The singles market was weakest in January even in those happy times when Number 1 hits outsold model railway magazines – it’s one reason the Presley scam was successful, letting a fanbase of a little over 20,000 push their boy to the top when nobody else cared. But enterprising labels could always try their New Year luck with less necrophiliac projects. Launching a new American R&B singer, for instance. “Goodies” had already been a huge US summer hit – a proven performer, even if Petey Pablo had no profile in Britain. The LaFace and Sony execs timed their release right. Nice scheduling, high fives all round on the golf course.

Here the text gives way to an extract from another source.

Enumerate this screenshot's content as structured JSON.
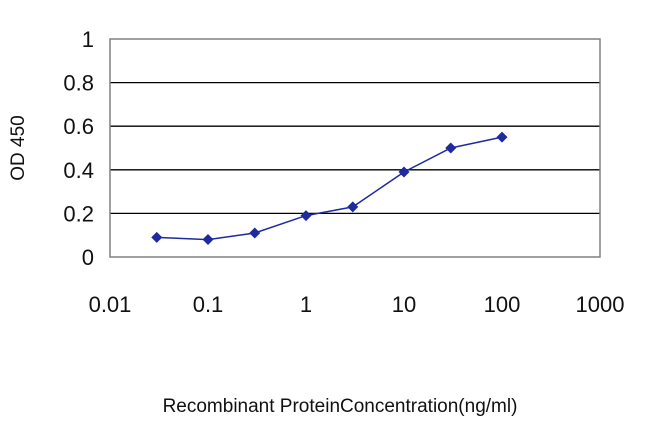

At the time I was mostly relieved that it wasn’t Elvis. “Goodies” sounded just fine, but it was totally overshadowed for me by follow-up hit “Oh”, a hazy, bassy, swamp of an R&B tune with Ciara stepping through the murk with cool authority. Even the guest verse was better – a turn by the ever-dextrous Ludacris. “Oh” marked Ciara out for me in the expanding field of post-Aaliyah R&B starlets. But it’s “Goodies” that’s her only No.1*
Your opinion of “Goodies” is probably going to rest on how well you cope with the whistling kettle hook that runs through the song with no quarter given. I like it, but I don’t always like it, and I could easily see why it would infuriate someone. It also pulls Ciara up into her higher register, which she can deal with but it’s breathier and less charismatic than the lower voice she uses on “Oh” or the album’s other hit “1,2,Step”. She’s up there having to compete with the whistle and the keyboard riff in the chorus, and on “You might talk slick, tryin’ to hit”, her shrillness is fighting for space, and an assertive moment in the song feels like a struggle.

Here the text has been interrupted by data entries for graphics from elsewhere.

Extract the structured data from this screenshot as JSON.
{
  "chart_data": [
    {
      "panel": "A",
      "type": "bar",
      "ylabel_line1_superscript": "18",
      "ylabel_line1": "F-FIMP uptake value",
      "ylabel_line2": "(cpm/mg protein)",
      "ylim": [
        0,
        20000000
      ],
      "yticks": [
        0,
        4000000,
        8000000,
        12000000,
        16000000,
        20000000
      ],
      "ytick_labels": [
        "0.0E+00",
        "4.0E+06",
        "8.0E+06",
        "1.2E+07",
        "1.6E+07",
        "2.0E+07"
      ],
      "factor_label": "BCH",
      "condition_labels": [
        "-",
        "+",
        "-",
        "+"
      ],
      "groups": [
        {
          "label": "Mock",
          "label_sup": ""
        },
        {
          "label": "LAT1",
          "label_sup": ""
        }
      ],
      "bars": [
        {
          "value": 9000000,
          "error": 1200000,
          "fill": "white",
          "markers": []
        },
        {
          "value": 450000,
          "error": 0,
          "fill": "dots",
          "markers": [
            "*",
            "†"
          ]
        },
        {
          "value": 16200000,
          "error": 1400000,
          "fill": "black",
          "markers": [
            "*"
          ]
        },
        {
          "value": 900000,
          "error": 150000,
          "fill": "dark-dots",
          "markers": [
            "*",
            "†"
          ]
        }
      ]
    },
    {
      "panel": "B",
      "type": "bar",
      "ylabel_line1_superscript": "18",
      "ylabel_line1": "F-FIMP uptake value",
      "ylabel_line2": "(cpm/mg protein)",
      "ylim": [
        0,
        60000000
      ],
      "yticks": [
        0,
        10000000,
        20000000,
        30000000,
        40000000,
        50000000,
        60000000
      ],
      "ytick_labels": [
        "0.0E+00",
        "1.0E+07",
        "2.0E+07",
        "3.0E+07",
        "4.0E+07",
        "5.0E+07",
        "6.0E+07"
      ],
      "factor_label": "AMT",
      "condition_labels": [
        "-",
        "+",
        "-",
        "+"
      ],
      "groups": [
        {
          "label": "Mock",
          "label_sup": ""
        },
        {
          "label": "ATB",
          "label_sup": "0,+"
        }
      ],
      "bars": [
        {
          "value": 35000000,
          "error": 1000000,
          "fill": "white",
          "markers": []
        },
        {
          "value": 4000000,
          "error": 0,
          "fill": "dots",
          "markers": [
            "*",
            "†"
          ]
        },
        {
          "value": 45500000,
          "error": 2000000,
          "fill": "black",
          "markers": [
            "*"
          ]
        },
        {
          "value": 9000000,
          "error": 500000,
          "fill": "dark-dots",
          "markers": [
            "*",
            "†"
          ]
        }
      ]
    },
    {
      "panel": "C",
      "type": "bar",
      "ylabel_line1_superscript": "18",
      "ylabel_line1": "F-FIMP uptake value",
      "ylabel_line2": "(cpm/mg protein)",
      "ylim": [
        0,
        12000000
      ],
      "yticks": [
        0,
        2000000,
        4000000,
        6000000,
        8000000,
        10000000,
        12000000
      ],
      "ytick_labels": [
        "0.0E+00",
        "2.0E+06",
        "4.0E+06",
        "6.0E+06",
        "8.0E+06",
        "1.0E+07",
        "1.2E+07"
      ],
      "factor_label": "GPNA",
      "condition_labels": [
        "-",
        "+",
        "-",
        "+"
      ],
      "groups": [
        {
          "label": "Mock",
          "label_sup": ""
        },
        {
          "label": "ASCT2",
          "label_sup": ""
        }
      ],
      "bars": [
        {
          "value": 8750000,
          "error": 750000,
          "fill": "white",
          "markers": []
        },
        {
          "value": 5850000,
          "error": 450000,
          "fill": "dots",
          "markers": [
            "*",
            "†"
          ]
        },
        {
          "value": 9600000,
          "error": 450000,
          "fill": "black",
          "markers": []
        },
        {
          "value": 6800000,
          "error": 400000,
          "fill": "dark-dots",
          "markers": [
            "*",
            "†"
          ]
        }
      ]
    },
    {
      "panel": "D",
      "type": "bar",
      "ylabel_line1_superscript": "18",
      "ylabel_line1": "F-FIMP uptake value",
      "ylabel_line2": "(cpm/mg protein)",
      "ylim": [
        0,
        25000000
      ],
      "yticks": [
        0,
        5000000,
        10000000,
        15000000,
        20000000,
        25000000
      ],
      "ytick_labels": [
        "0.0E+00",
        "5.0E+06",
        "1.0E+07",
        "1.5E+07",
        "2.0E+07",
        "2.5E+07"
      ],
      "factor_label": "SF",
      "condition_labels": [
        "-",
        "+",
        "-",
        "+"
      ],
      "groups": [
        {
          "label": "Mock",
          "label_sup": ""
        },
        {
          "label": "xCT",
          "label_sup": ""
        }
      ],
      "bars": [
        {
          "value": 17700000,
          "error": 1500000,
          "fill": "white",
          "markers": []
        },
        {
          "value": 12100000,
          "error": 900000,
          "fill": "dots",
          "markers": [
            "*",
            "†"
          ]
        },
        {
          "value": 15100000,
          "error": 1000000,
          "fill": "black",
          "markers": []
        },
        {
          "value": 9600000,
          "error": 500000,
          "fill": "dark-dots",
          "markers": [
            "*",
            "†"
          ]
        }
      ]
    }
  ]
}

In fact the whole production seems more suited to guest rapper Petey Pablo than Ciara: his gruff, amiable, unflashy flow works fine against the whistling. And there is a lot of Pablo on the record, two full verses and plenty of background chat. The entire concept of the song – this was lost on me as a UK listener, so it doesn’t actually matter much – is that it’s an answer record to Pablo’s “Freek-A-Leek”. Pablo’s record is about him bedding a roll call of women over a Lil Jon beat (originally intended for Usher’s “Yeah”, but Pablo nicked it, and Lil Jon gave Usher a better one). Ciara’s response on “Goodies” is “not so fast, buster”.

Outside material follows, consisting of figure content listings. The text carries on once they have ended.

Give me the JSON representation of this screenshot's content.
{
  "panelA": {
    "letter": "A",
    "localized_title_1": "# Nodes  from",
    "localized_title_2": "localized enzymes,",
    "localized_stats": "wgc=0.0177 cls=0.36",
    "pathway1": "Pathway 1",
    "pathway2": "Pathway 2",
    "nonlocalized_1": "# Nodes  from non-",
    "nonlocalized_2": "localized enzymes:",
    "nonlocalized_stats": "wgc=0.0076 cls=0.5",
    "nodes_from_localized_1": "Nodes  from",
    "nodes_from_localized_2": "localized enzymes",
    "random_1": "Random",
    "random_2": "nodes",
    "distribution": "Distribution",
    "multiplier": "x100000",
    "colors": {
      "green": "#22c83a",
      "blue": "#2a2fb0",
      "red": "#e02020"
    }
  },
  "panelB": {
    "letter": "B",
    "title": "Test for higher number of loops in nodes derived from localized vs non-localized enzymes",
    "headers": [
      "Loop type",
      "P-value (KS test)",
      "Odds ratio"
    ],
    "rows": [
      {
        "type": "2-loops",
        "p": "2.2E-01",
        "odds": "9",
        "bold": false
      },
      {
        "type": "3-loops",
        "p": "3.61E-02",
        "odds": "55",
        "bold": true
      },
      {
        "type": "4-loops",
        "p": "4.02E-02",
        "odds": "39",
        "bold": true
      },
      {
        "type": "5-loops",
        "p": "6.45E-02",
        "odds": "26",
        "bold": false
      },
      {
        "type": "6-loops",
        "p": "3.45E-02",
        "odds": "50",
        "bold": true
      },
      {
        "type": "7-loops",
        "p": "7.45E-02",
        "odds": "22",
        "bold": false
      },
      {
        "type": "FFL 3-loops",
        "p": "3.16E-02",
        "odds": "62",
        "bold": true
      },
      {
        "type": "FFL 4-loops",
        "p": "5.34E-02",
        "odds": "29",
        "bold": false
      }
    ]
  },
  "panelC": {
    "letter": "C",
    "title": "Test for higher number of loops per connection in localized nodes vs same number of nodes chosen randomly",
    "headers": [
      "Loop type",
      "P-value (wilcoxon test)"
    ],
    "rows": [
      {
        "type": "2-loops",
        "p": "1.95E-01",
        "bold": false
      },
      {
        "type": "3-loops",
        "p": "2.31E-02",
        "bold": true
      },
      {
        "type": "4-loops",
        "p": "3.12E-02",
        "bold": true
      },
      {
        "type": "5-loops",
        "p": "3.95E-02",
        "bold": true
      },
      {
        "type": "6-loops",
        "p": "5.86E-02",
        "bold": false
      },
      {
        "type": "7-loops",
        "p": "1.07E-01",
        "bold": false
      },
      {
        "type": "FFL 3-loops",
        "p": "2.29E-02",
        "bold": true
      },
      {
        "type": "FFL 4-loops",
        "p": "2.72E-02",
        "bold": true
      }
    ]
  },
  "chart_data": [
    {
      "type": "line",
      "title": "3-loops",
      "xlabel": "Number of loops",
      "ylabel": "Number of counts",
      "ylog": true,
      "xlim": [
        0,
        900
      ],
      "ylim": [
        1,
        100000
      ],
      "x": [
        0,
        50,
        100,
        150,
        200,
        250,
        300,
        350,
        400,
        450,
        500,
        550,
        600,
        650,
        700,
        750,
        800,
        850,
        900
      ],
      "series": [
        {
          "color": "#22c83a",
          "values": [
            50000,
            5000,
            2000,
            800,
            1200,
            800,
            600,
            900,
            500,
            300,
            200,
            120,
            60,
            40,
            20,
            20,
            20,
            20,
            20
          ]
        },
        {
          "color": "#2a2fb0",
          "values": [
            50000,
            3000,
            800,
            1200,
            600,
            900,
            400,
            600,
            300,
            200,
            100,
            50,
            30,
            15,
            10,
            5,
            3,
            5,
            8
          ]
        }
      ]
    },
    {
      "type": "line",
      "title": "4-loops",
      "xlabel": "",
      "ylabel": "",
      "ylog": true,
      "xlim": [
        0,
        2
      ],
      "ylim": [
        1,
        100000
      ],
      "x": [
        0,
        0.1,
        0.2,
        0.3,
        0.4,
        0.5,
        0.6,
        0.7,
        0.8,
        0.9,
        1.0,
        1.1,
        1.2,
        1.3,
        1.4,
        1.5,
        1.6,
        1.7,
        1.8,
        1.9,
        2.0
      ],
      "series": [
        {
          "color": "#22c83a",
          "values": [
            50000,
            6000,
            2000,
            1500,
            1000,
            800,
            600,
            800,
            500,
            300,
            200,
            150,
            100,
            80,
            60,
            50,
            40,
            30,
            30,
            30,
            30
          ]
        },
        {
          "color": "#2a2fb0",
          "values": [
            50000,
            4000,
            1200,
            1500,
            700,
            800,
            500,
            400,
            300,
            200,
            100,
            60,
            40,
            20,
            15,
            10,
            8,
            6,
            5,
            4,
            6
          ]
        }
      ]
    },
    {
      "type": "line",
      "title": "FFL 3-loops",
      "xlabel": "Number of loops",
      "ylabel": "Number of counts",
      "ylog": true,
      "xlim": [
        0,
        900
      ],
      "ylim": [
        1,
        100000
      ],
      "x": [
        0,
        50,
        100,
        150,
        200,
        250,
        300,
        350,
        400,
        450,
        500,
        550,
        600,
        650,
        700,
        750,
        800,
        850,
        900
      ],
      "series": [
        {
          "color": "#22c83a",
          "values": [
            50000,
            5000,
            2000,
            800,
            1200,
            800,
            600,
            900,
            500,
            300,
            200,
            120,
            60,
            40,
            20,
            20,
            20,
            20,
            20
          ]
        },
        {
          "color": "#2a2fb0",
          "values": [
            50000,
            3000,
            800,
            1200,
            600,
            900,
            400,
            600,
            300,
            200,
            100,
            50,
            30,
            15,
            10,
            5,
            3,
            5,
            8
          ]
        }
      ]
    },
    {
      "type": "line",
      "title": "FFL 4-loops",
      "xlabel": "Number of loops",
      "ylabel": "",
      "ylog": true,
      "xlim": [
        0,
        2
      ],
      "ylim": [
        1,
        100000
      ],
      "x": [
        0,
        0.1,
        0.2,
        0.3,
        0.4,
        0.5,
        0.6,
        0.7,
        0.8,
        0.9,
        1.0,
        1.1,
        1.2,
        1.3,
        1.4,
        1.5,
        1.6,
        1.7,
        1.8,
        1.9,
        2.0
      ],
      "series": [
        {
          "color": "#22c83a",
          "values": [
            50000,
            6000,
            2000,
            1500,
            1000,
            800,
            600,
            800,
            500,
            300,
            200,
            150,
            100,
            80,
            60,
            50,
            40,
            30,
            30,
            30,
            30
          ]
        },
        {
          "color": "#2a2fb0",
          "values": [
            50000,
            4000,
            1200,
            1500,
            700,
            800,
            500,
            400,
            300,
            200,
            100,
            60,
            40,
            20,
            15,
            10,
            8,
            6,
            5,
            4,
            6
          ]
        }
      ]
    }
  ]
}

This isn’t a bad idea for an answer song at all – Pablo’s a smooth, enjoyable rapper to listen to and “Freek-A-Leek” is catchy, but it’s pretty charmless in tone. The concept that as soon as this lothario’s on a track with an actual woman she shuts him down is a strong one. Pablo plays along – rapping in the persona of an overconfident player but with little glimpses of insecurity in there too (“Ask anybody”). Ciara’s dismissal is firm but it isn’t mean.
But “Goodies” still doesn’t rise above good-ish, though there are enough ideas that almost work – the beat; the scenario; Ciara’s singing – that I end up liking the whole thing anyway, even if it’s not as much as I want. It’s ironic to criticise the track for a lack of chemistry between the leads, but I do think that’s the problem here. If you’re framing the song as a duet, and Pablo is so prominent it’s hard not to take it as one, there needs to be some kind of connection even if that’s going against what the track actually means. Without it, the lid on the goodie jar isn’t just closed, it’s stuck.
*It’s hard to say if she could have had more. Ciara, more than any other singer, is the star I associate with the extraordinarily frustrating leaks era of R&B in the late 00s: tracks unofficially dripfed to fans and media, surfacing in forum threads or briefly flaring up on the blogs, with nothing ever quite getting the wider heat to trigger an actual release, leaving major talents in a limbo of scrapped albums and direction changes. Or at least that’s what it looked like from the outside. At least Ciara had a career, and the best of her hits – “Oh”, “Work”, “Body Party”, “Level Up” – are terrific.